All Tasks Are NOT Created Equal

I love how technology handles tasks. Instead of writing and re-writing the same thing over and over again on pieces of paper, technology allows me to create a task once, assign it to a specific day, make it repeat as often as necessary, and have it roll over to the next day if I don’t get it done.

What I hate, however, is the fallout from this technology.

I’ve opened my laptop and viewed a list of tasks no human begin could ever accomplish in a week, let alone a day. What most of us do when assaulted with such a list is close our laptop and do whatever we feel like doing. Not good!

Here’s where technology must be our servant and not our master. Quickly sift through your tasks using the green-yellow-red process described below. Begin every day with five minutes of green-yellow-red filtering and you’ll overcome the overload that’s giving you a splitting headache at the end of the day.

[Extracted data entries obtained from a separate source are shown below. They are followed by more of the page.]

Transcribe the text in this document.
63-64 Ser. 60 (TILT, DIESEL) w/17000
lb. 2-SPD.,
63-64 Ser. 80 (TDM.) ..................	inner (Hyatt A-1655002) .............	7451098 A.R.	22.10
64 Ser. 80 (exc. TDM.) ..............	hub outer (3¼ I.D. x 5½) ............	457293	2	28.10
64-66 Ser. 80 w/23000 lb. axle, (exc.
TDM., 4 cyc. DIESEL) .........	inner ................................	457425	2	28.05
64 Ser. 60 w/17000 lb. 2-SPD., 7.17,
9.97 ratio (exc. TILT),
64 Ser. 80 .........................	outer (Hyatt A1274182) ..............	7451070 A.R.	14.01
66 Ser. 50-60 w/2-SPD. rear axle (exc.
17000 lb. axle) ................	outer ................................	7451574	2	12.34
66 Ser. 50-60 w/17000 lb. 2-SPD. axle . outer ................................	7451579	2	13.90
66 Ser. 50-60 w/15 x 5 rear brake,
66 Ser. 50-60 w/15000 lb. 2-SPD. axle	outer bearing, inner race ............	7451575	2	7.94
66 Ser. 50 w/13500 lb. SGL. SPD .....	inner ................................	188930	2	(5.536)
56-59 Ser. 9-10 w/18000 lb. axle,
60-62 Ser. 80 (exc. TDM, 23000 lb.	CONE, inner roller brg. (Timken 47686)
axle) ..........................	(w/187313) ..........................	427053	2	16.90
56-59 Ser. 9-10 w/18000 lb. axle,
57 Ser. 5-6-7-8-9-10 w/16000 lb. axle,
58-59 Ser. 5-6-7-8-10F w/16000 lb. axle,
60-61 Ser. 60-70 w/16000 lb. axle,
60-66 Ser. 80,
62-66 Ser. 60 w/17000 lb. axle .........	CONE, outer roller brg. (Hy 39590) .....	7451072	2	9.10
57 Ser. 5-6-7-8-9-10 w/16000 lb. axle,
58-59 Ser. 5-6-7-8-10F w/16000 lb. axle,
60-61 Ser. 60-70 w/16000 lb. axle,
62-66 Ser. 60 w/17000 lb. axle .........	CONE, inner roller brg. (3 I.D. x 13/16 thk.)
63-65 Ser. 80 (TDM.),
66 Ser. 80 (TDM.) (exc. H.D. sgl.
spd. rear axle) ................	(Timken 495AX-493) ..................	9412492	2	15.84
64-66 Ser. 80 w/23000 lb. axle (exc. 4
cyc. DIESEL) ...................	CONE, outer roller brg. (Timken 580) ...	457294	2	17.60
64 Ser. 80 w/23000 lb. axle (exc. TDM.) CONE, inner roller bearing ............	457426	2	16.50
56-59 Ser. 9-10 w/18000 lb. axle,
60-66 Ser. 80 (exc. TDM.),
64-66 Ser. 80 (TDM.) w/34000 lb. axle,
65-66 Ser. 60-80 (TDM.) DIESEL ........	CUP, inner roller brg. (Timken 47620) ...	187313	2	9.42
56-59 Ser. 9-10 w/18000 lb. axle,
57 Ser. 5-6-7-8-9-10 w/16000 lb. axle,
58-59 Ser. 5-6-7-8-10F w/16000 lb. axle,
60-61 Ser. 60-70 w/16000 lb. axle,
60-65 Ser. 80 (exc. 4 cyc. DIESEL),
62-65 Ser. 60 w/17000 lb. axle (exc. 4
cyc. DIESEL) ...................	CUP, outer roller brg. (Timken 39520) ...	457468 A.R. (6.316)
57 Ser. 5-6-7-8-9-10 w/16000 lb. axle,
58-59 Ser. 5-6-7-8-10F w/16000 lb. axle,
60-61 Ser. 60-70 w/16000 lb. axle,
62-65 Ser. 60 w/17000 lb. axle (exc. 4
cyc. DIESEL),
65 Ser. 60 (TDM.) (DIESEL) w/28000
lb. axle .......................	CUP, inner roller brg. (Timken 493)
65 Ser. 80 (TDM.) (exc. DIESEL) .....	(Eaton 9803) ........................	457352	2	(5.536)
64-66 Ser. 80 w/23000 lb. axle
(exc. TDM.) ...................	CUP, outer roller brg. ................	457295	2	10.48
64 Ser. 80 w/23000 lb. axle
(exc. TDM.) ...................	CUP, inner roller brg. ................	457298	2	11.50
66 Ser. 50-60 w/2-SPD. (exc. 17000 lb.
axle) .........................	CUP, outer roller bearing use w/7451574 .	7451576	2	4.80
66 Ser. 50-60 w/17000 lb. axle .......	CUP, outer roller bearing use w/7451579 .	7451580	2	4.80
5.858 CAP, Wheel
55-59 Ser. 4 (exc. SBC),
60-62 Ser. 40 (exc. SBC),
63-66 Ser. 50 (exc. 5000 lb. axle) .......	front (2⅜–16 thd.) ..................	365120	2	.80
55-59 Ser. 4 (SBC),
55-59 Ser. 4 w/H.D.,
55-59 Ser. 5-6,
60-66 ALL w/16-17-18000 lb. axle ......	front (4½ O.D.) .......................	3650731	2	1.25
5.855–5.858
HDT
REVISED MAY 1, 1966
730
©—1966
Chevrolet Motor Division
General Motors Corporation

GREEN: Top Priority, Time Sensitive

A green task is something that’s a top priority, personally or professionally. It’s also a task that has a deadline associated with it that must be met in the next day or two. In other words, it’s important and it’s urgent.

Green obviously stands for “go,” and designates tasks you should do first in your day. You don’t have to color code them or categorize them as A1, A2, A3, etc… That’s waste of time. Place them at the top of your todo list and take action on them immediately.

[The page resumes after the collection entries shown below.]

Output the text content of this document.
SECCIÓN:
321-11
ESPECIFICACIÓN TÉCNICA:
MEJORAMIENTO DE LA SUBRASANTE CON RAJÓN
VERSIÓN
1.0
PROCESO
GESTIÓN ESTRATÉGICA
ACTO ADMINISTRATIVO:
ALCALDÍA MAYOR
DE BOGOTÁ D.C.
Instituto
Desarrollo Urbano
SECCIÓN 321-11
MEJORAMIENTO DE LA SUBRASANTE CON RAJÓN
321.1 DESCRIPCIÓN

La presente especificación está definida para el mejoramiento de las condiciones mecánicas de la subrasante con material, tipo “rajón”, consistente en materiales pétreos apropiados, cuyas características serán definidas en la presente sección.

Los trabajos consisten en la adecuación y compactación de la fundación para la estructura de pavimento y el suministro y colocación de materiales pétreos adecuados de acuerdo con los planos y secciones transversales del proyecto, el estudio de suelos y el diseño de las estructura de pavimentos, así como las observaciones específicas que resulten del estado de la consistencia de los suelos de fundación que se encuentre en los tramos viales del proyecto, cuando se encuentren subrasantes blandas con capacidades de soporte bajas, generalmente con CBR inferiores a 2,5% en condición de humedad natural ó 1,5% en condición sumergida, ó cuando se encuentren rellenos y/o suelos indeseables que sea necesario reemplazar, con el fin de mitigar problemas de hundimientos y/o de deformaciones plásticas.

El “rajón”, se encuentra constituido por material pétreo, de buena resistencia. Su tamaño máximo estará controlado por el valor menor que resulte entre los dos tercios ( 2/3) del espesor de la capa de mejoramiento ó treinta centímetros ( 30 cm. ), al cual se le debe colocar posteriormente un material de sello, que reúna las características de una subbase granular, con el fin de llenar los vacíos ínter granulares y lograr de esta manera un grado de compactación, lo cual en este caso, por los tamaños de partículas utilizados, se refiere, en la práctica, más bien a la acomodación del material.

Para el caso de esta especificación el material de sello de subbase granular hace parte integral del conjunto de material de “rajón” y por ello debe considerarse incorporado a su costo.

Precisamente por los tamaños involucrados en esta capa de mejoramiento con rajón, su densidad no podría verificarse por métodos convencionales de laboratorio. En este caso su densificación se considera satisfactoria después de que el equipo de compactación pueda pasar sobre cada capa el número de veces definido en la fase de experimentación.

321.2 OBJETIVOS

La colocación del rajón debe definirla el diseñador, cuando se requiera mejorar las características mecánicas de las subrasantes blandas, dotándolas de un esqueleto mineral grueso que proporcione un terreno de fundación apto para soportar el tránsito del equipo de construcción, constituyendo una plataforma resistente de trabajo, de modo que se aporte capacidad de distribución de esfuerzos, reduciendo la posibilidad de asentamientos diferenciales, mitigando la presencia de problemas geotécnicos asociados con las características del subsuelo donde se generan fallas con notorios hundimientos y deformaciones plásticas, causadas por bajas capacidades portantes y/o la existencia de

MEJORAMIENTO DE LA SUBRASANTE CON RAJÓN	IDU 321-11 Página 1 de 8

YELLOW: Top Priority, Not Time Sensitive

The color yellow stands for “proceed with caution.” This designation is given to tasks that are your top priorities but don’t have pressing deadlines. The caution of this color is this: if you don’t attend to these tasks, their deadlines may sneak up on you, and you’ll live your life running from crisis to crisis.

Assign a few yellow tasks to each day and get them done. Technology allows you to do this quickly and easily. You’ll discover by completing a handful of yellow tasks every day that you’ll have fewer and fewer green tasks to do and rarely miss a deadline.

RED: Everything Else

And, of course, red stands for “stop”. It doesn’t matter whether a task is time sensitive if it’s not a top priority. Urgency is irrelevant if an action is unimportant. These tasks need to be eliminated from your life, or it, too, will become irrelevant. If there’s an organizational reason a red task can’t be eliminated, it needs to be delegated to someone else to do. End of discussion.

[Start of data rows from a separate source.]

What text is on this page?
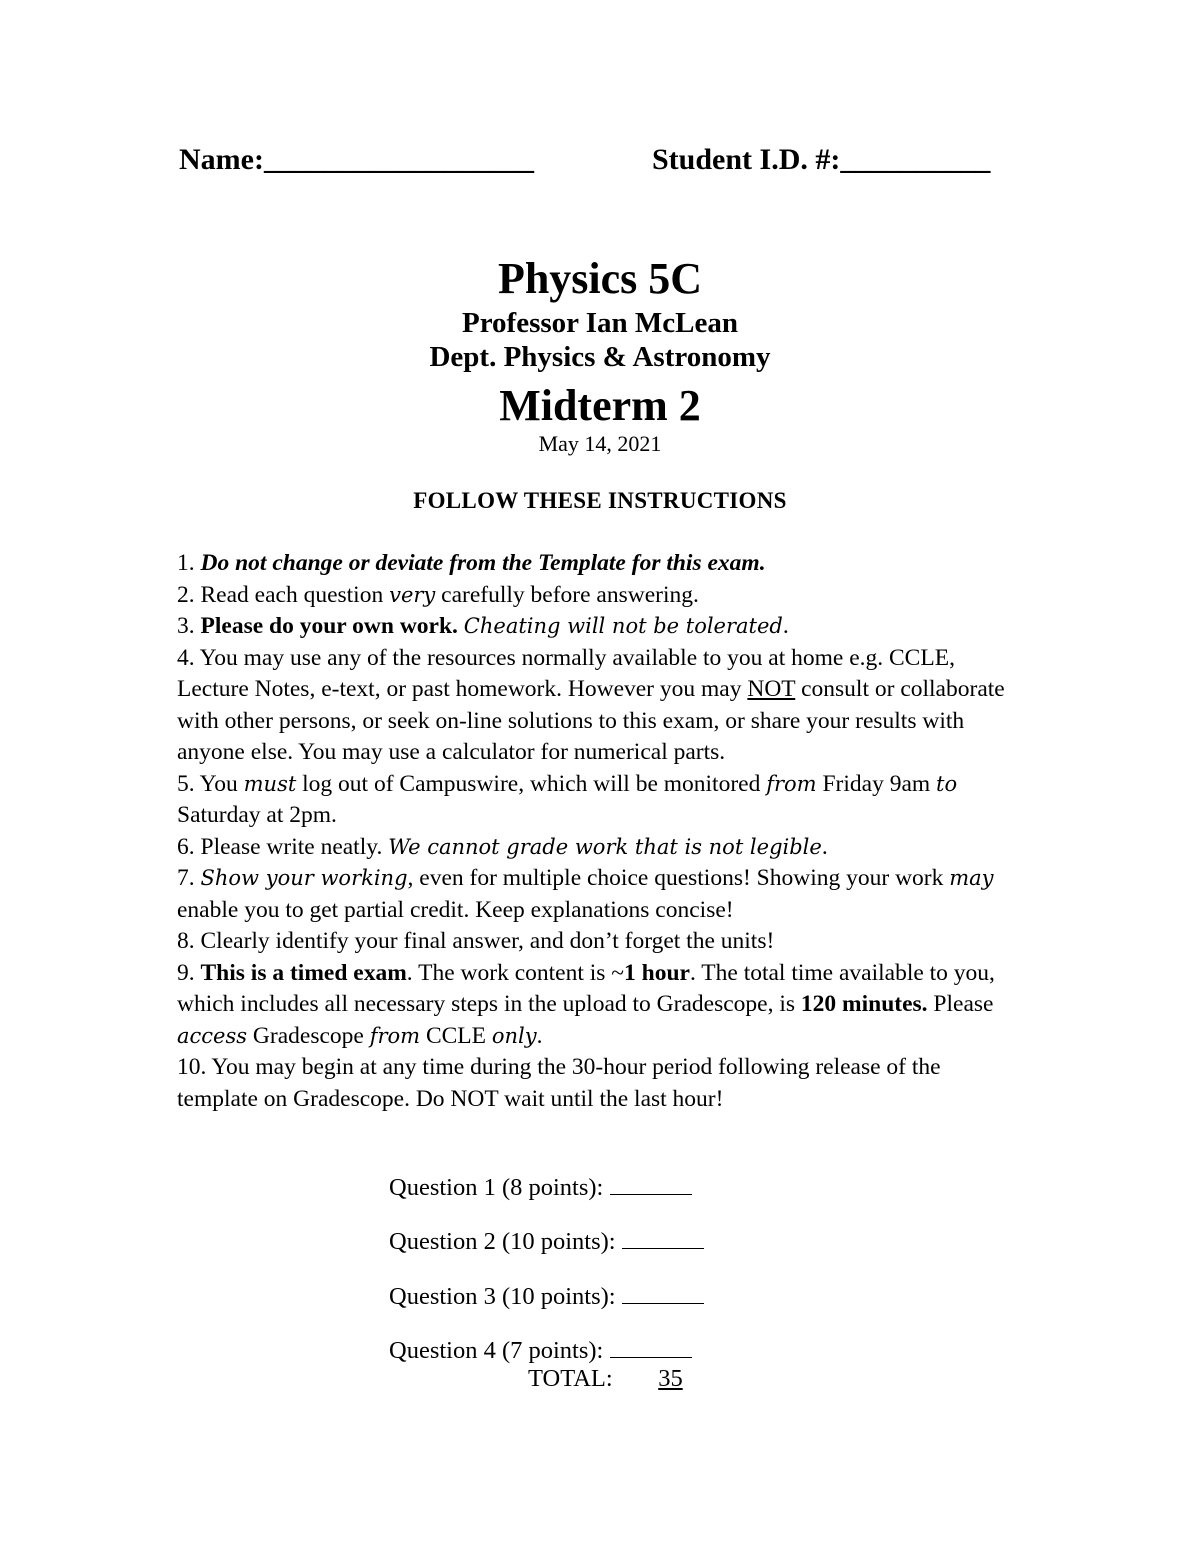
Name:__________________	Student I.D. #:__________
Physics 5C
Professor Ian McLean
Dept. Physics & Astronomy
Midterm 2
May 14, 2021
FOLLOW THESE INSTRUCTIONS

1. Do not change or deviate from the Template for this exam.

2. Read each question very carefully before answering.

3. Please do your own work. Cheating will not be tolerated.

4. You may use any of the resources normally available to you at home e.g. CCLE, Lecture Notes, e-text, or past homework. However you may NOT consult or collaborate with other persons, or seek on-line solutions to this exam, or share your results with anyone else. You may use a calculator for numerical parts.

5. You must log out of Campuswire, which will be monitored from Friday 9am to Saturday at 2pm.

6. Please write neatly. We cannot grade work that is not legible.

7. Show your working, even for multiple choice questions! Showing your work may enable you to get partial credit. Keep explanations concise!

8. Clearly identify your final answer, and don’t forget the units!

9. This is a timed exam. The work content is ~1 hour. The total time available to you, which includes all necessary steps in the upload to Gradescope, is 120 minutes. Please access Gradescope from CCLE only.

10. You may begin at any time during the 30-hour period following release of the template on Gradescope. Do NOT wait until the last hour!

Question 1 (8 points):
Question 2 (10 points):
Question 3 (10 points):
Question 4 (7 points):
TOTAL: 35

“Most of us lead busy but undisciplined lives,” Jim Collins writes in Good to Great. “We have ever-expanding ‘to do’ lists, trying to build momentum by doing, doing, doing—and doing more. And it rarely works. Those who built good-to-great companies, however, made as much use of ‘stop doing’ lists as ‘to do’ lists. They displayed a remarkable discipline to unplug all sorts of extraneous junk.”

Your task list should provide you an effective way to execute on a reasonable set of activities for each day that are aligned with your top priorities. One of the key differences between those who succeed in business and those who don’t is the management of their time. This goes for succeeding in life as well, because all tasks are NOT created equal.